The Princeton GEO Paper in Plain English: 5 Tactics That Boost AI Citation by 40%
TL;DR
- The Princeton GEO paper, published at KDD 2024 by Aggarwal et al., is the first large-scale academic study of how to optimize content for AI citation. It tested 9 different tactics across 10,000 queries on a system designed to mimic Bing Chat, then validated the findings on Perplexity.
- 5 of the 9 tactics boosted AI citation rates by 30 to 41 percent. The winners were Cite Sources, Quotation Addition, Statistics Addition, Fluency Optimization, and Authoritative Voice. Each one works for a different reason, and we break down all 5 below.
- 4 of the 9 tactics either did nothing or made things worse. The failures included Keyword Stuffing, Easy-to-Understand simplification, Content Padding, and Pure Persuasive Language. Knowing what does not work matters as much as knowing what does.
- The paper’s most overlooked finding is that lower-ranked websites benefit far more from GEO than top-ranked sites. The Cite Sources method produced a 115 percent visibility increase for sites ranked fifth in Google search results, versus a slight decrease for top-ranked sites.
- This piece extends the Bland Tax thesis from Found on AI #18 by translating the original research into specific moves a B2B SaaS team can make on their own homepage and content this week.

The Princeton GEO paper is the most cited piece of academic research in the generative engine optimization industry, and almost nobody has actually read it. Most GEO articles cite a four-line summary of its abstract and call themselves research-backed.
The actual paper is 17 pages, tested 9 different tactics across 10,000 queries, and produced findings that contradict the working assumptions of most agencies selling AI visibility today.

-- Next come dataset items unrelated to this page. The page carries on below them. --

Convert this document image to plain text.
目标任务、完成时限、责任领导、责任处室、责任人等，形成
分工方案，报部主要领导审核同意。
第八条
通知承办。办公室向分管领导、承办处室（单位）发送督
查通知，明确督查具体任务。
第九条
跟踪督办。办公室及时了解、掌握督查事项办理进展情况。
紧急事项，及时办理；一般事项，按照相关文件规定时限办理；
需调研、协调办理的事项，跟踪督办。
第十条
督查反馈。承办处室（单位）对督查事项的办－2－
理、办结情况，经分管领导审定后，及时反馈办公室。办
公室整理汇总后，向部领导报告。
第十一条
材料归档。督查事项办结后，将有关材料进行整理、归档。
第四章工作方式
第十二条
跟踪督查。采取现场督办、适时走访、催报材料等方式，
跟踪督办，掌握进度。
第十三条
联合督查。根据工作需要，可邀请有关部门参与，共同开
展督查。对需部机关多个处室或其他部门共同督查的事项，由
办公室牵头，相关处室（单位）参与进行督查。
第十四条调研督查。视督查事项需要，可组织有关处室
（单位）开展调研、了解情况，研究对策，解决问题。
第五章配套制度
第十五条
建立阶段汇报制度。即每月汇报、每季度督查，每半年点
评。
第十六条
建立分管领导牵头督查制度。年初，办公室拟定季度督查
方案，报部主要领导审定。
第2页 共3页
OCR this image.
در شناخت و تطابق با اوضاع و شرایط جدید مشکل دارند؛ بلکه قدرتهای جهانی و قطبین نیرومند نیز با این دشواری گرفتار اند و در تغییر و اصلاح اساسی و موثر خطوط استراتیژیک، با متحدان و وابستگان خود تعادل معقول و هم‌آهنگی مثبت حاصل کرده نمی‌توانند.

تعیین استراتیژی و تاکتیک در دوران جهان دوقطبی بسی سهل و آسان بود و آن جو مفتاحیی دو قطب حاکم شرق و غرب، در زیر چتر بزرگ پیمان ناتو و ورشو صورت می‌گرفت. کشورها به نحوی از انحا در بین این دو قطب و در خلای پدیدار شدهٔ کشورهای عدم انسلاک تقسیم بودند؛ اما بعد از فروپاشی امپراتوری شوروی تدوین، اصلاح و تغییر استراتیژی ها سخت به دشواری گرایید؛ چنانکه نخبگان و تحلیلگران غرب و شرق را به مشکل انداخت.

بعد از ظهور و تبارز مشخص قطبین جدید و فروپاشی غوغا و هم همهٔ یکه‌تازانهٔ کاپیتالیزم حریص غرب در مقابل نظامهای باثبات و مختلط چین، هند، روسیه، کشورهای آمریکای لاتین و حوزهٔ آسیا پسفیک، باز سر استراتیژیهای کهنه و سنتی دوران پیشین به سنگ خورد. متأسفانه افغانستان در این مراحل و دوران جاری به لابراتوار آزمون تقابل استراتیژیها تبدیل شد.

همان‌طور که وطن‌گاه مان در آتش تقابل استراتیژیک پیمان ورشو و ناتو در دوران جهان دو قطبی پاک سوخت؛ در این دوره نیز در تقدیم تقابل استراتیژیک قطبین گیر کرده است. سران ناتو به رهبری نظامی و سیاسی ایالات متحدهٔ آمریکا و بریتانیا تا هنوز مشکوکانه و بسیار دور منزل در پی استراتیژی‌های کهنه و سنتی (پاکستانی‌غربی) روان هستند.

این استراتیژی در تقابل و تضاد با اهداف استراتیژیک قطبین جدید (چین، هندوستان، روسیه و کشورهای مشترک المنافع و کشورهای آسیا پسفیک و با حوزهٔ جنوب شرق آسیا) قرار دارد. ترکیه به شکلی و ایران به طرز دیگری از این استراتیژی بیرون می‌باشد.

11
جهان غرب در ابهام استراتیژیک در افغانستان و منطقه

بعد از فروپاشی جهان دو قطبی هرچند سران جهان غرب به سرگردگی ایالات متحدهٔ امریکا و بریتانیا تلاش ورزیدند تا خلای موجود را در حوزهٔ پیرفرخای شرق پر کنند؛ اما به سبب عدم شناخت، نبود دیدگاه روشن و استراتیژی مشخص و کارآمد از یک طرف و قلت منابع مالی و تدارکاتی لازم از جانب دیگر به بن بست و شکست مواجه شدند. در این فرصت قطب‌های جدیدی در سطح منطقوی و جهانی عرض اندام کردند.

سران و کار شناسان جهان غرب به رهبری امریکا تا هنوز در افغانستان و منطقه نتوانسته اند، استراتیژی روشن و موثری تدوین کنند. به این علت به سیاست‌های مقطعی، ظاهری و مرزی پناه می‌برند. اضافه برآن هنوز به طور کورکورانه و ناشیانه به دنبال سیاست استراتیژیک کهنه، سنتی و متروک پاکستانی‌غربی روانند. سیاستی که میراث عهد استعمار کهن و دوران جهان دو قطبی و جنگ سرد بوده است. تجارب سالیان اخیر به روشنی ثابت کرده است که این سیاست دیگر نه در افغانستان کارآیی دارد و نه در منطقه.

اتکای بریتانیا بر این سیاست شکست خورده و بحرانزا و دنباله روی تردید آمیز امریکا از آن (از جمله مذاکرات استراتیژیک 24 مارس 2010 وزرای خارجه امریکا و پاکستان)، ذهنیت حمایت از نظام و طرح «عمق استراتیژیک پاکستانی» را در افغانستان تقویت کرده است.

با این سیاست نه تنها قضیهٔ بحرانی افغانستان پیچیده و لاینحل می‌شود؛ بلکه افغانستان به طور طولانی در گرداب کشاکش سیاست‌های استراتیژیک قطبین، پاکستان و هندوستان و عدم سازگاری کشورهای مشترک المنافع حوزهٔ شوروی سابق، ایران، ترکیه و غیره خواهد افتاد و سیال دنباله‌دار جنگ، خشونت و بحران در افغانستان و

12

We read all 17 pages, broke down every tactic the team tested, and translated the findings into specific moves a B2B SaaS team can make this week.
This article covers what the paper actually tested, the 5 tactics that worked and why, the 4 tactics that failed, the buried finding most summaries miss, and how to apply each one without the academic translation tax.
What the Princeton GEO paper actually is
The Princeton GEO paper, formally titled “GEO: Generative Engine Optimization,” was published at KDD 2024 by Pranjal Aggarwal, Vishvak Murahari, Tanmay Rajpurohit, Ashwin Kalyan, Karthik Narasimhan, and Ameet Deshpande.
The authors are affiliated with Princeton University, IIT Delhi, Georgia Tech, and the Allen Institute for AI. It is the first large-scale academic study to test what content modifications improve AI citation rates inside generative engines.
The paper’s core contribution is GEO-bench, a benchmark of 10,000 queries across 8 domains, each paired with the web sources a generative engine would draw from when answering. The team tested 9 content modification strategies on these queries using a generative engine designed to closely mimic Bing Chat, then validated the strongest tactics on Perplexity as a real-world deployment check.
The paper introduced 2 metrics that have since become the standard for measuring AI citations: Position Adjusted Word Count, which weights the number of words from a source that appear in the AI response, and Subjective Impression, which scores the overall visibility of a source within the response.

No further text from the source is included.